This group is represented in limited areas on our southern border by two species. One of these, the Gailliard jack rabbit (Lepus gailliardi), occurs on the grassy plains of extreme southwestern New Mexico and is succeeded by other white-sided species southward across the Mexican tableland and through interior Oaxaca to the Pacific coast, on the Isthmus of Tehuantepec. The other species, the antelope jack rabbit, occupies a considerable area in southwestern Arizona, and with its geographic races ranges southward through the coastal plains of Sonora and Sinaloa to northern Tepic.
All jack rabbits are more or less closely related to the Old World hares, the term “rabbit” having been so generally misapplied to them by the early settlers in the western United States that the name is now fixed by current usage. In Mexico and among the Mexicans of our southwestern border the proper distinction is made and the jack rabbit is termed liebre, or hare, and cottontail is called conejo, or rabbit.
The white-sided species are more widely differentiated from their Old World relatives than the other jack rabbits and are the southernmost representatives of the true hares in America, reaching their limit in the tropics a little beyond the Isthmus of Tehuantepec.
The extension of the white on the sides of these species assists in producing one of the most extraordinary examples of directive coloration known among mammals. I had the pleasure of discovering this one day in May, 1895, when hunting on horseback over the grassy plain bordering the Pacific coast of the Isthmus of Tehuantepec. As I rode slowly along, a big jack rabbit hopped deliberately from its form in the grass a few yards away, and by the contraction of a special set of muscles along the back drew the dark-colored dorsal area forward and together so that it formed only a narrow band on the middle of the back, with a corresponding extension of the white area on the rump and sides until, as the animal moved diagonally away, it looked almost entirely white.

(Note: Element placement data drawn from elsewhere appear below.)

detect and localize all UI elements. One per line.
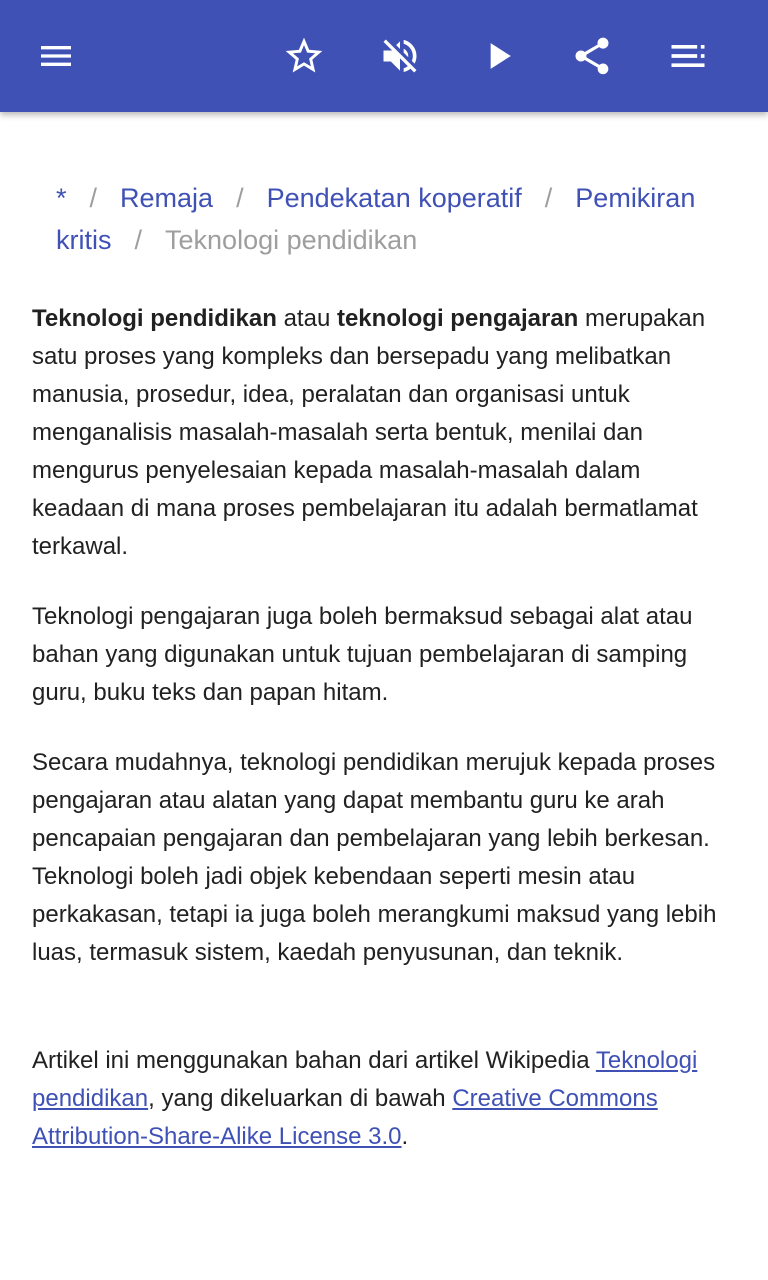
license-middle: , yang dikeluarkan di bawah — [148, 1085, 446, 1112]
app-toolbar — [0, 0, 768, 112]
playlist-icon — [666, 34, 710, 78]
share-icon — [570, 34, 614, 78]
breadcrumb-item-pemikiran-kritis[interactable]: Pemikiran kritis — [56, 183, 696, 255]
article-content — [32, 150, 736, 1156]
article-paragraph-3: Secara mudahnya, teknologi pendidikan merujuk kepada proses pengajaran atau alatan yang dapat membantu guru ke arah pencapaian pengajaran dan pembelajaran yang lebih berkesan. Teknologi boleh jadi objek kebendaan seperti mesin atau perkakasan, tetapi ia juga boleh merangkumi maksud yang lebih luas, termasuk sistem, kaedah penyusunan, dan teknik. — [32, 749, 717, 966]
breadcrumb-item-pendekatan-koperatif[interactable]: Pendekatan koperatif — [266, 183, 522, 213]
bold-term: teknologi pengajaran — [336, 305, 579, 332]
wikipedia-article-link[interactable]: Teknologi pendidikan — [32, 1047, 698, 1112]
mute-button[interactable] — [360, 16, 440, 96]
volume-off-icon — [378, 34, 422, 78]
breadcrumb-separator: / — [236, 183, 244, 213]
breadcrumb-separator: / — [89, 183, 98, 213]
breadcrumb — [32, 177, 736, 261]
article-paragraph-1 — [32, 300, 736, 566]
contents-button[interactable] — [648, 16, 728, 96]
breadcrumb-separator: / — [544, 183, 553, 213]
license-prefix: Artikel ini menggunakan bahan dari artikel Wikipedia — [32, 1047, 590, 1074]
license-notice — [32, 1042, 736, 1156]
favorite-button[interactable] — [264, 16, 344, 96]
breadcrumb-item-home[interactable]: * — [56, 183, 67, 213]
breadcrumb-current: Teknologi pendidikan — [165, 225, 418, 255]
menu-icon — [36, 36, 76, 76]
breadcrumb-item-remaja[interactable]: Remaja — [120, 183, 214, 213]
play-button[interactable] — [458, 16, 538, 96]
share-button[interactable] — [552, 16, 632, 96]
article-paragraph-2: Teknologi pengajaran juga boleh bermaksud sebagai alat atau bahan yang digunakan untuk tujuan pembelajaran di samping guru, buku teks dan papan hitam. — [32, 603, 693, 706]
breadcrumb-separator: / — [134, 225, 143, 255]
license-suffix: . — [401, 1123, 409, 1150]
license-link[interactable]: Creative Commons Attribution-Share-Alike License 3.0 — [32, 1085, 658, 1150]
paragraph-text: merupakan satu proses yang kompleks dan bersepadu yang melibatkan manusia, prosedur, idea, peralatan dan organisasi untuk menganalisis masalah-masalah serta bentuk, menilai dan mengurus penyelesaian kepada masalah-masalah dalam keadaan di mana proses pembelajaran itu adalah bermatlamat terkawal. — [32, 305, 706, 560]
connector-text: atau — [283, 305, 331, 332]
bold-term: Teknologi pendidikan — [32, 305, 277, 332]
star-outline-icon — [282, 34, 326, 78]
play-icon — [476, 34, 520, 78]
menu-button[interactable] — [16, 16, 96, 96]
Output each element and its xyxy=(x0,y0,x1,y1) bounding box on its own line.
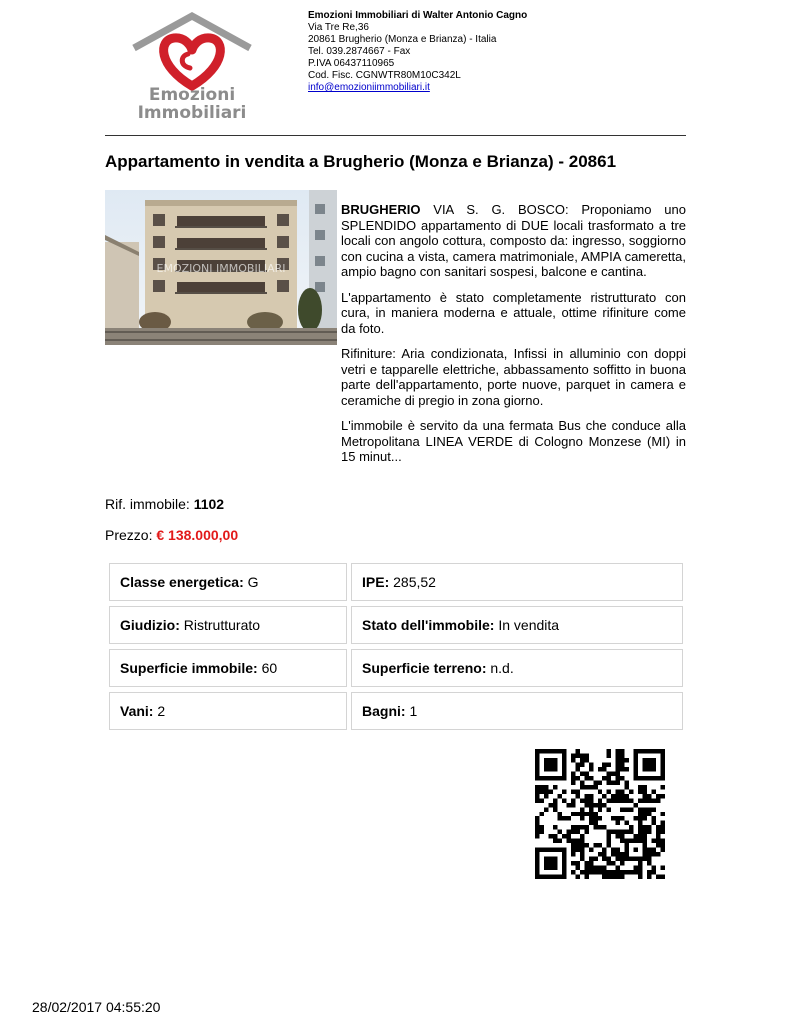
features-table xyxy=(109,563,683,735)
feature-value: 2 xyxy=(153,703,166,719)
price-label: Prezzo: xyxy=(105,527,157,543)
feature-value: In vendita xyxy=(494,617,560,633)
feature-cell xyxy=(109,606,347,644)
agency-name: Emozioni Immobiliari di Walter Antonio Cagno xyxy=(308,10,528,21)
feature-cell xyxy=(351,692,683,730)
feature-label: Classe energetica: xyxy=(120,574,244,590)
agency-phone: Tel. 039.2874667 - Fax xyxy=(308,46,411,57)
feature-label: IPE: xyxy=(362,574,390,590)
reference-value: 1102 xyxy=(193,496,225,512)
description-text: VIA S. G. BOSCO: Proponiamo uno SPLENDIDO appartamento di DUE locali trasformato a tre locali con angolo cottura, composto da: ingresso, soggiorno con cucina a vista, camera matrimoniale, AMPIA cameretta, ampio bagno con sanitari sospesi, balcone e cantina. xyxy=(341,202,686,279)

At a distance of fifty or sixty yards it came to a stop, and expanded and contracted the dark dorsal area, thus producing a “flashing” effect with the changing area of white on the sides and rump. This solved the riddle of the mirror-like white flashes I had often seen as jack rabbits on the tableland had dashed away in the brilliant sunshine. The same habit of “flashing” the white was afterwards observed in the species of southwestern New Mexico and southwestern Arizona, demonstrating the appropriateness of the name, “antelope jack rabbit,” given them by the ranchmen.
Formerly the antelope jack rabbit of Arizona was common on the plains about Tucson, where many were shot for rifle practice. They are now comparatively scarce in that district, and are never so excessively abundant as the common species of the West now and then becomes. They have an extraordinary appearance as, with their great ears erect, they stand poised on their long, thin legs. When alarmed, they leap away with amazing celerity in long, high bounds. They are usually much more shy and alert than the common jack rabbits and at times are far more difficult to stalk than antelope. A peculiarly appropriate setting to this remarkable species is found in the strange and wonderful growth of giant cactuses, yuccas, creosote bushes, fouquerias, palo verde, and other desert vegetation of the plains in Arizona and Sonora.
Like other hares, the antelope jack rabbits occupy forms under bushes or in the shelter of little patches of coarse vegetation. The only exception to this rule I have seen was west of the city of Guadalajara, on the Mexican tableland. There one summer day, in the midst of a lovely open valley covered with short, velvety green grass and dotted with scattered acacia bushes, a caracara eagle suddenly swooped down upon a young white-sided jack rabbit. In mortal terror the little beast dashed away at great speed, the caracara casting at it repeatedly from a height of fifteen or twenty feet and each time striking the ground just behind. The young animal ran not less than five hundred yards, straight for a little bush on a small bank, where it vanished as by magic.
The caracara was close behind and, alighting, ran round and round the trunk of the bush, craning its neck and apparently as surprised as myself at this sudden disappearance. Riding over to investigate, I found, partly concealed by coarse grass, the entrance of a burrow large enough to admit an adult jack rabbit. It extended almost horizontally into the bank for about eighteen inches, and then, turning abruptly to the left, ended in a rounded chamber some fifteen inches in diameter, in which the young jack rabbit lay snugly ensconced. It appeared altogether probable that this burrow had been made by the old jack rabbit as a shelter for her young, one of which in its extreme need had again sought asylum there.
White-sided jack rabbits are frequently found in pairs, occupying forms in close proximity to one another. More rarely several may be found in a small area. When driven from the forms, they often run in a wide circle, and in the course of half an hour or more may be detected returning slyly and watchfully from a direction nearly opposite to that in which they departed.